9. The assembly of claim 6, wherein a vacuum seal between a vacuum present in the region of the image sensor and an ambient atmosphere present in the region of the hot side is provided by the second plate.

10. The assembly of claim 6, further comprising a closed-loop control unit for controlling the temperature of the image sensor.

11. An apparatus for inspection of a mask, wherein the mask is intended to be illuminated in a lithography process in a projection exposure apparatus for exposing a wafer, wherein the apparatus comprises an illumination system, a projection lens and a sensor arrangement with at least one image sensor, wherein the Peltier module of claim 1 is provided for cooling this at least one image sensor.

12. The apparatus of claim 11, wherein the mask is designed for operation in reflection at an operating wavelength of less than 30 nm.

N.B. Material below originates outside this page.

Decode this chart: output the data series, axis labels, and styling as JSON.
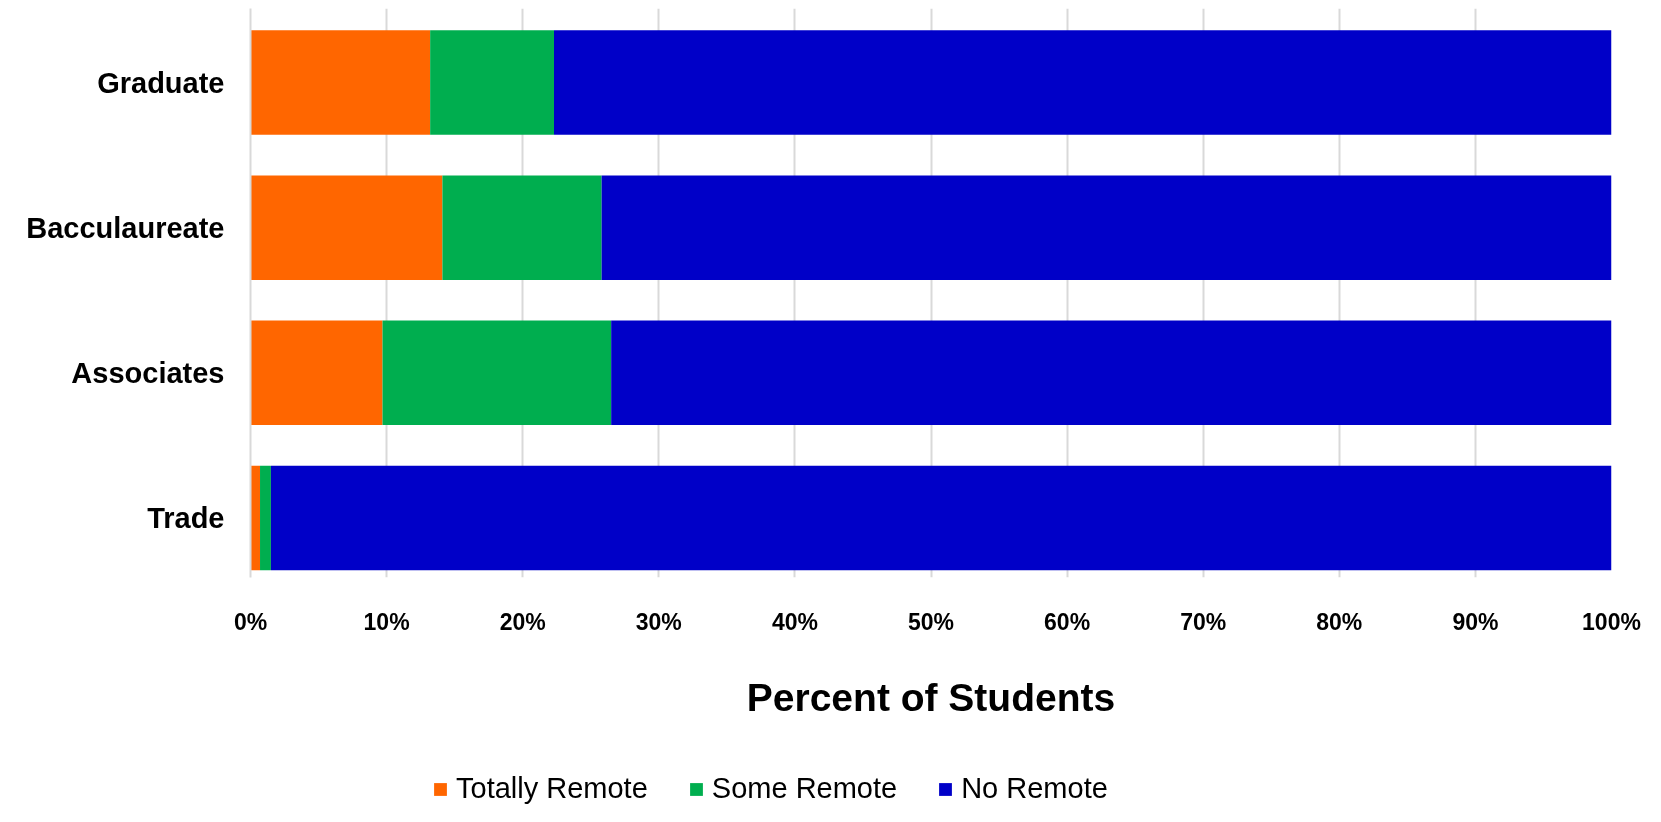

13. The Peltier module of claim 2, wherein the second plate is designed as a mounting interface for an image sensor or image sensor carrier.

14. The assembly of claim 7, comprising a heat dissipation block arranged on the first plate, wherein the heat dissipation block is configured to dissipate heat generated on the hot side during operation.

15. The assembly of claim 7, comprising the image sensor fastened to the second plate, wherein the second plate is configured to provide a vacuum seal between a vacuum present in the region of the image sensor and an ambient atmosphere present in the region of the hot side.

16. The assembly of claim 8, comprising the image sensor fastened to the second plate, wherein the second plate is configured to provide a vacuum seal between a vacuum present in the region of the image sensor and an ambient atmosphere present in the region of the hot side.

17. The assembly of claim 7, further comprising a closed-loop control unit configured to control the temperature of the image sensor.

18. The assembly of claim 8, further comprising a closed-loop control unit configured to control the temperature of the image sensor.

19. The apparatus of claim 11, wherein the material of the second plate is a material suitable for operation at a partial pressure of less than 10−5 pascals.

20. The apparatus of claim 11, wherein the second plate is designed as a mounting interface for an image sensor or image sensor carrier.